As the United States approaches a Memorial Day holiday a deeply—and it seems, hopelessly—divided nation, I find myself contemplating the life and tragic death of an American soldier. He did not die in Afghanistan or in Syria. His life was not taken at the hands of ISIS, al-Qaeda, or some other foreign adversary. Instead, he died right here in America. This brave soul died at the hands of a fellow American. His story is one most American historians are familiar with but most Americans choose to forget. Richard Collins III, who had just been commissioned as a U.S. Army lieutenant, died at the hands of a white supremacist. His tragic fate is a reminder of the honorable, and yet also tortured, legacy of the African American soldier in American history.
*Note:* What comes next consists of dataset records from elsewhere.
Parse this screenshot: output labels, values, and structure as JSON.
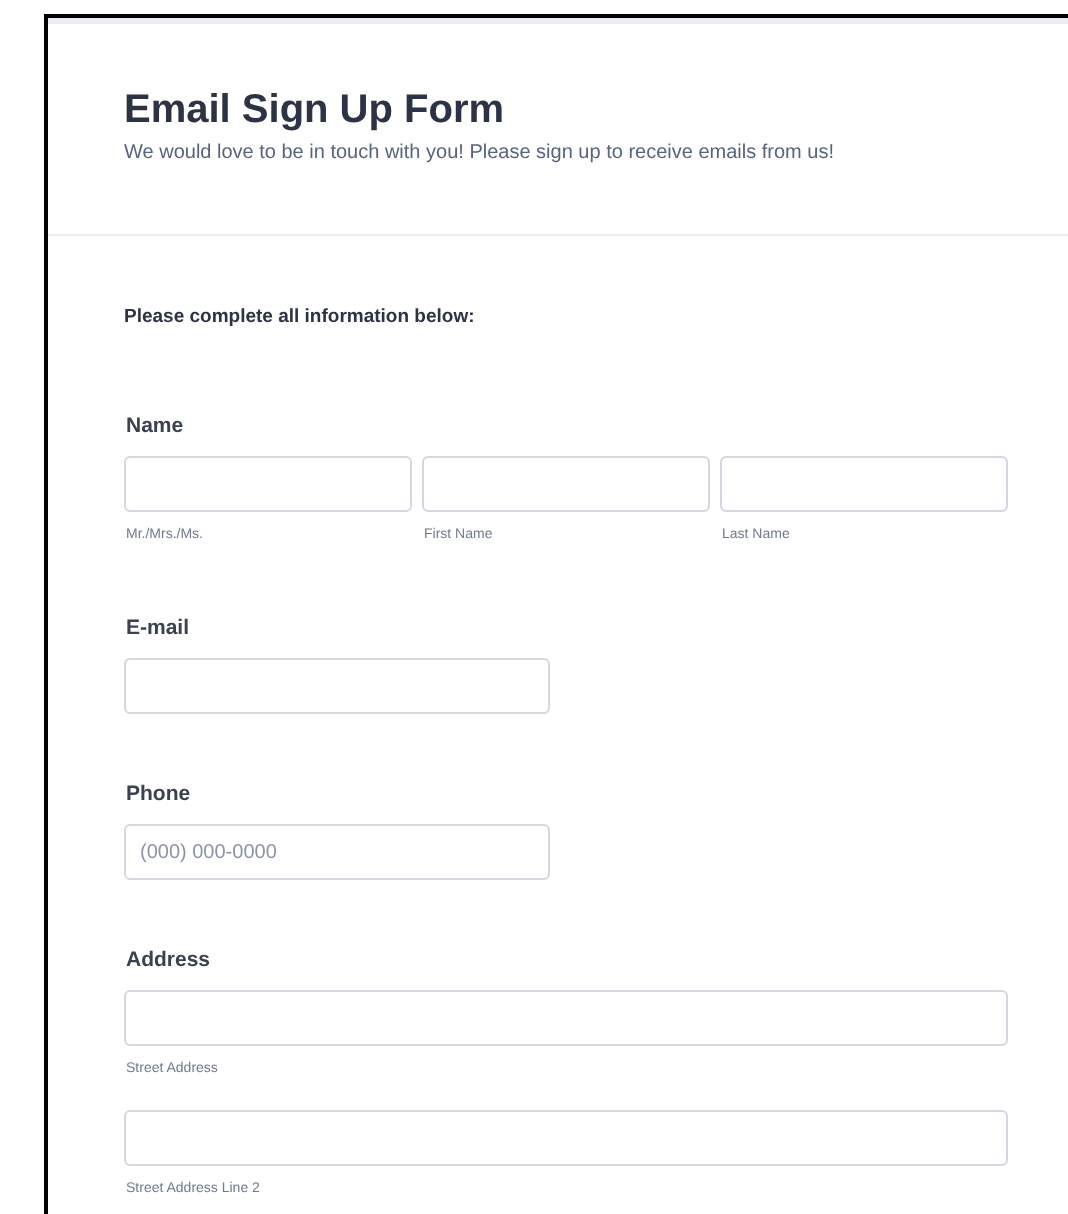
{
  "form": {
    "title": "Email Sign Up Form",
    "description": "We would love to be in touch with you! Please sign up to receive emails from us!",
    "intro": "Please complete all information below:"
  },
  "fields": [
    {
      "kind": "split",
      "label": "Name",
      "inputs": [
        {
          "sublabel": "Mr./Mrs./Ms."
        },
        {
          "sublabel": "First Name"
        },
        {
          "sublabel": "Last Name"
        }
      ]
    },
    {
      "kind": "short",
      "label": "E-mail"
    },
    {
      "kind": "short",
      "label": "Phone",
      "placeholder": "(000) 000-0000"
    },
    {
      "kind": "stack",
      "label": "Address",
      "inputs": [
        {
          "sublabel": "Street Address"
        },
        {
          "sublabel": "Street Address Line 2"
        }
      ]
    }
  ]
}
African American sacrifice in warfare is not far from the heart of American intellectual history. Consider, for instance, that Harold Cruse served in the Army during World War II, where some of his thoughts about African Americans, the Left, and American society were beginning to form into a coherent line of reasoning. The height of James Baldwin’s career and mainstream fame should not be divorced from the
concurrent heightening of the Vietnam War. Intellectuals such as Baldwin, Angela Davis, William Strickland—not to mention Christopher Lasch or Norman Mailer, among many others—all wrote against the backdrop of a war in which thousands of Americans and many thousands more Vietnamese were dying by the year. That Vietnam, like other wars in the twentieth century, sparked debates among African Americans about whether sacrifices were being made in vain, is not a surprise at all. In modern times, Ta-Nehisi Coates has expressed reservations about the use of drones to kill suspected terrorists in the Middle East. There is, however, another element to black soldiering that I wish to also bring attention to as we prepare to contemplate the loss of American life in previous (and current) wars. The links between black soldiers, citizenship, and white backlash are—literally—as old as the American republic itself. To fight for one’s country, so the thinking went, meant that surely the nation would give African Americans equal rights. Time and again, African American veterans and their families were disappointed by the nation’s refusal to properly honor their sacrifice—and after the Civil War and Reconstruction, their constitutional rights.